DESCRIPTION OF SYMBOLS 1 ... Ice making device, 2 ... Ice storage tank, 3 ... Supercooler, 3A ... Brine flow path, 3B ... Ice making water flow path,
4 ... Ice making water storage part, 5 ... Ice making water circulation device, 6 ...
..Brine circulation device, 7 ... ice making part, 8 ... ice storage part, 9 ... conveyor transport device, 12 ... injection nozzle, 13 ... ice making water feed pipe, 14 ... ice making water Pump, 15 ... Brine cooler, 16 ... Brine feed pipe, 17 ... Brine pump, 20 ... Conveyor belt, 21 ... Drive drum, 22 ... Ice container, C
... Ice, H ... Heater

Claims (4)

[Claims] 1. A subcooler having a double structure consisting of a first flow path portion and a second flow path portion, a brine cooling device for cooling brine, and a brine cooled by the brine cooling device. A brine circulation device that circulates along a circulation path that returns from the first flow path portion to the brine cooling device, an ice storage tank, and ice-making water in the ice storage tank from the second flow path portion of the subcooler to the ice storage tank. And an ice making water circulation device that circulates along the returning circulation path, and is supercooled by being circulated to the second flow passage part by the ice making water circulation device via the brine circulated to the first flow passage part by the brine circulation device.

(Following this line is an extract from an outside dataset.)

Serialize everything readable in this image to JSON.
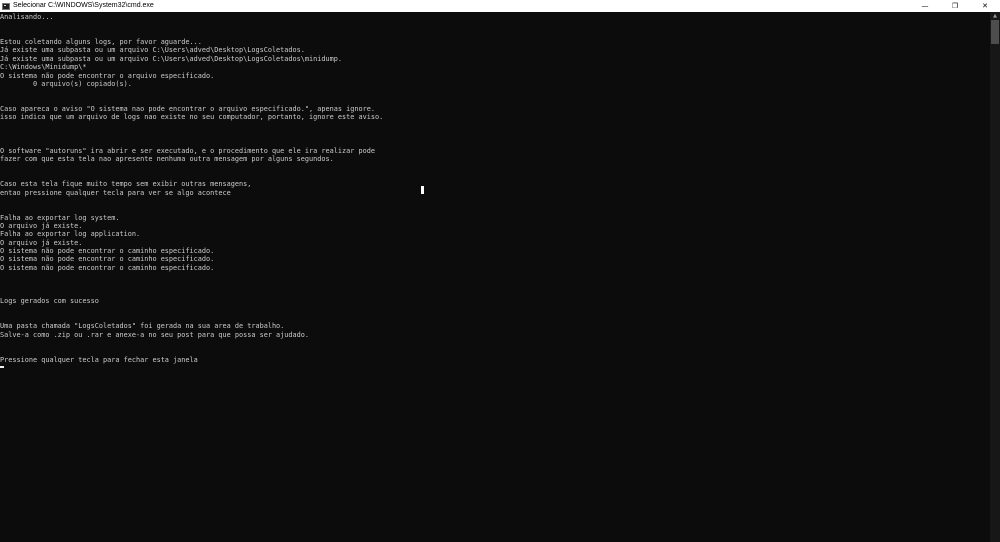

In an ice making device for producing ice by freezing ice making water, the ice storage tank is divided into an ice making unit and an ice storing unit,
An ice making device, wherein the ice making unit is provided with a carrying device for carrying ice produced by freezing supercooled ice making water to an ice storage unit. 2. The ice making device according to claim 1, wherein the carrying device has a conveyor belt and a plurality of ice containers arranged on the conveyor belt. 3. The ice making device according to claim 2, wherein the ice container has a mesh structure. 4. The ice making water injection nozzle continuously provided in the second flow path portion, and a heater disposed at the tip of the ice making water injection nozzle. Ice maker.